Тут наш летёха бежит, орёт чего-то. Я и его за компанию. Когда он встал, то пообещал мне райскую жизнь, в его роте. Только тогда я понял, чего наделал, когда в глазки лейтенанту заглянул. Знаешь, такие маленькие, кругленькие, бесовские глазки, привыкшие к безнаказанности. Кто для них солдат? Мясо. Да еще в роте дезактивации. Но, нет худа без добра. Подполковник Князев только что проводил на Землю штурмовой батальон из поселенцев.
Полкан всё видел, подошел к нам.
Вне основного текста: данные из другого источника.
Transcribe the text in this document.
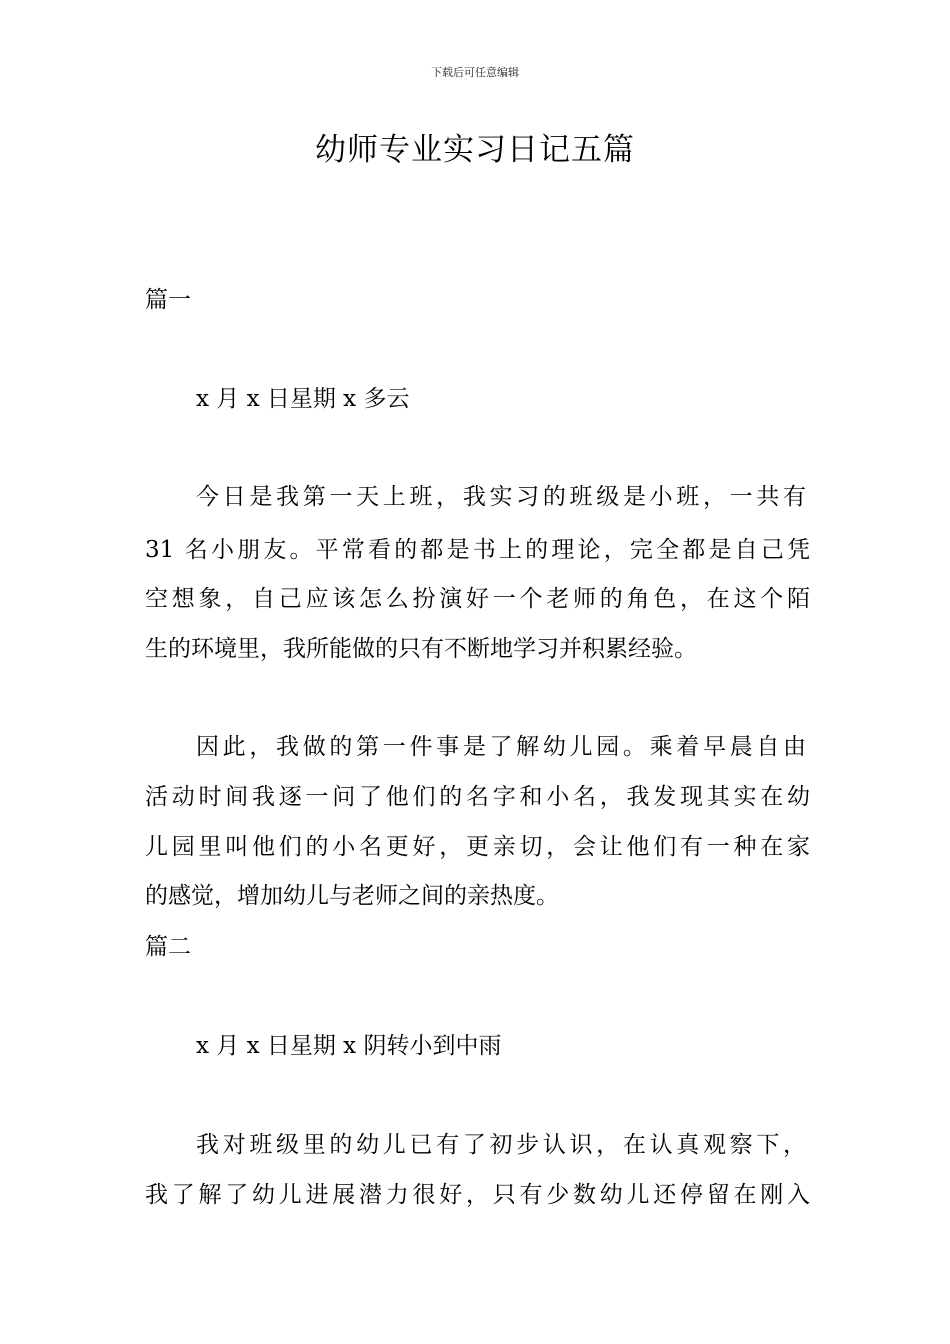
下载后可任意编辑
幼师专业实习日记五篇
篇一
x 月 x 日星期 x 多云
今日是我第一天上班，我实习的班级是小班，一共有
31 名小朋友。平常看的都是书上的理论，完全都是自己凭
空想象，自己应该怎么扮演好一个老师的角色，在这个陌
生的环境里，我所能做的只有不断地学习并积累经验。
因此，我做的第一件事是了解幼儿园。乘着早晨自由
活动时间我逐一问了他们的名字和小名，我发现其实在幼
儿园里叫他们的小名更好，更亲切，会让他们有一种在家
的感觉，增加幼儿与老师之间的亲热度。
篇二
x 月 x 日星期 x 阴转小到中雨
我对班级里的幼儿已有了初步认识，在认真观察下，
我了解了幼儿进展潜力很好，只有少数幼儿还停留在刚入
Мне, говорит, этот призывник нужен. Лейтенант ни в какую! Орёт: я его под суд отдам! Тогда Князев пообещал, что будет мой лейтенант до пенсии две звездочки носить. Короче забрал он мои документы, и попал я в сто тридцатый воздушно — десантный полк. Полгода в учебке и вперёд, в фербийские джунгли. Как жив остался до сих пор не понимаю.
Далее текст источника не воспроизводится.